Darilaut – Direktur Eksekutif Program Lingkungan Perserikatan Bangsa-Bangsa (UNEP), Inger Andersen, menyoroti risiko yang dihadapi Laut Kaspia.
Kaspia mengalami penurunan permukaan air sekitar dua meter sejak tahun 1990-an. Diproyeksikan penurunan akan berlanjut 8 hingga 21 meter.
Pada Dialog Tingkat Tinggi Menteri tentang Konvensi Teheran, Direktur Eksekutif UNEP mengatakan ini adalah krisis lingkungan dan krisis kemanusiaan.
”Kerusakan di Laut Kaspia mengancam pelabuhan, perikanan, infrastruktur, dan komunitas pesisir – dengan biaya ekonomi yang besar, ancaman terhadap ketahanan pangan, dan potensi pengungsian jutaan orang,” ujar Andersen, mengutip siaran pers UNEP.

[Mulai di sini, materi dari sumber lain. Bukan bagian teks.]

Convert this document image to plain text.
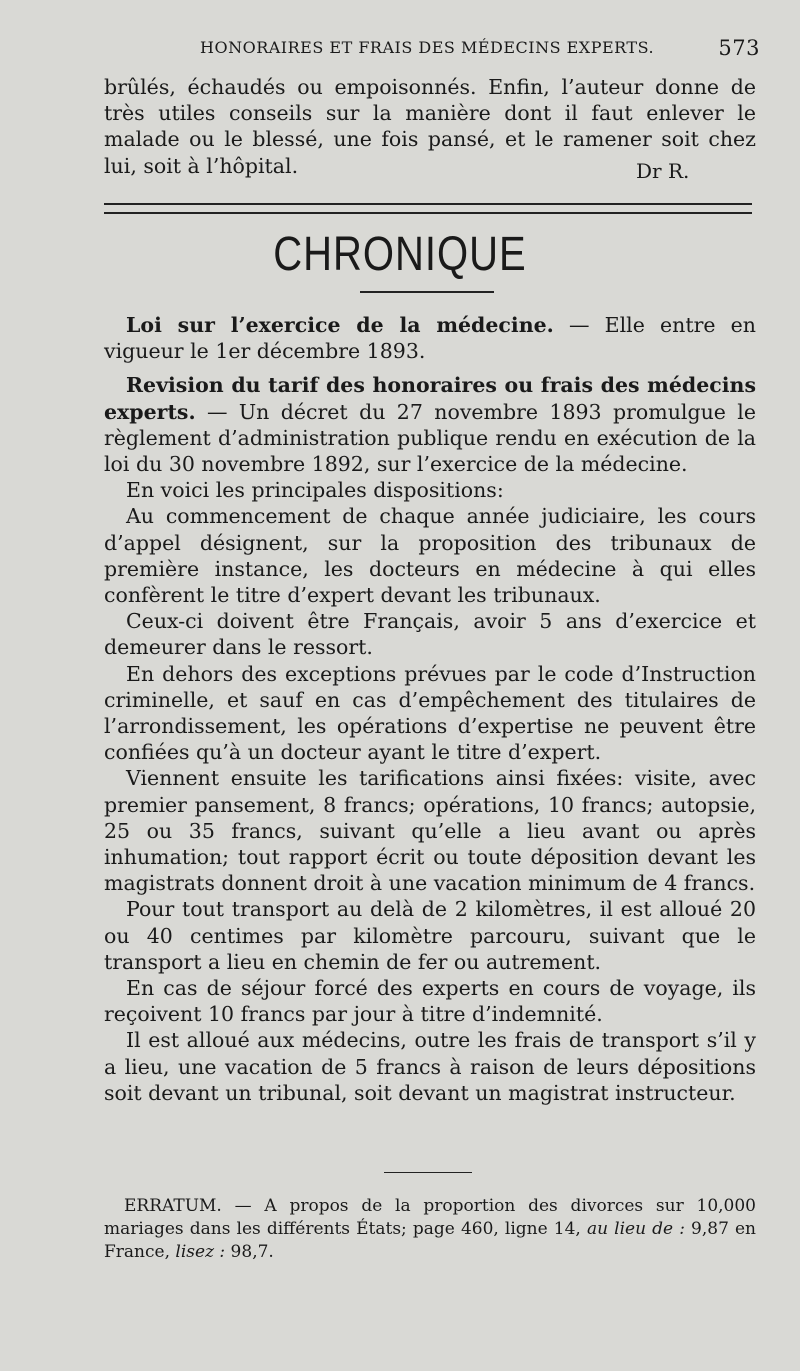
HONORAIRES ET FRAIS DES MÉDECINS EXPERTS.	573
brûlés, échaudés ou empoisonnés. Enfin, l’auteur donne de très utiles conseils sur la manière dont il faut enlever le malade ou le blessé, une fois pansé, et le ramener soit chez lui, soit à l’hôpital.	Dr R.
CHRONIQUE

Loi sur l’exercice de la médecine. — Elle entre en vigueur le 1er décembre 1893.

Revision du tarif des honoraires ou frais des médecins experts. — Un décret du 27 novembre 1893 promulgue le règlement d’administration publique rendu en exécution de la loi du 30 novembre 1892, sur l’exercice de la médecine.

En voici les principales dispositions:

Au commencement de chaque année judiciaire, les cours d’appel désignent, sur la proposition des tribunaux de première instance, les docteurs en médecine à qui elles confèrent le titre d’expert devant les tribunaux.

Ceux-ci doivent être Français, avoir 5 ans d’exercice et demeurer dans le ressort.

En dehors des exceptions prévues par le code d’Instruction criminelle, et sauf en cas d’empêchement des titulaires de l’arrondissement, les opérations d’expertise ne peuvent être confiées qu’à un docteur ayant le titre d’expert.

Viennent ensuite les tarifications ainsi fixées: visite, avec premier pansement, 8 francs; opérations, 10 francs; autopsie, 25 ou 35 francs, suivant qu’elle a lieu avant ou après inhumation; tout rapport écrit ou toute déposition devant les magistrats donnent droit à une vacation minimum de 4 francs.

Pour tout transport au delà de 2 kilomètres, il est alloué 20 ou 40 centimes par kilomètre parcouru, suivant que le transport a lieu en chemin de fer ou autrement.

En cas de séjour forcé des experts en cours de voyage, ils reçoivent 10 francs par jour à titre d’indemnité.

Il est alloué aux médecins, outre les frais de transport s’il y a lieu, une vacation de 5 francs à raison de leurs dépositions soit devant un tribunal, soit devant un magistrat instructeur.

ERRATUM. — A propos de la proportion des divorces sur 10,000 mariages dans les différents États; page 460, ligne 14, au lieu de : 9,87 en France, lisez : 98,7.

Dalam KTT Ekologi Regional perdana, negara-negara Asia Tengah telah bersatu dengan meluncurkan kemitraan regional baru untuk bersama-sama mengatasi ekonomi sirkular dan gletser, serta menetapkan pendekatan umum untuk mendukung keanekaragaman hayati, aksi iklim, dan polusi udara.
Merefleksikan pentingnya Konvensi Teheran, yang telah berlaku sejak tahun 2006 dan didukung oleh UNEP sebagai sekretariatnya, Andersen menggarisbawahi bagaimana Konvensi tersebut dapat membantu negara-negara Kaspia melalui kolaborasi lintas batas.
“Solusi terintegrasi yang melindungi ekosistem, mendukung mata pencaharian, dan mendorong pertumbuhan ekonomi yang adil,” ujarnya.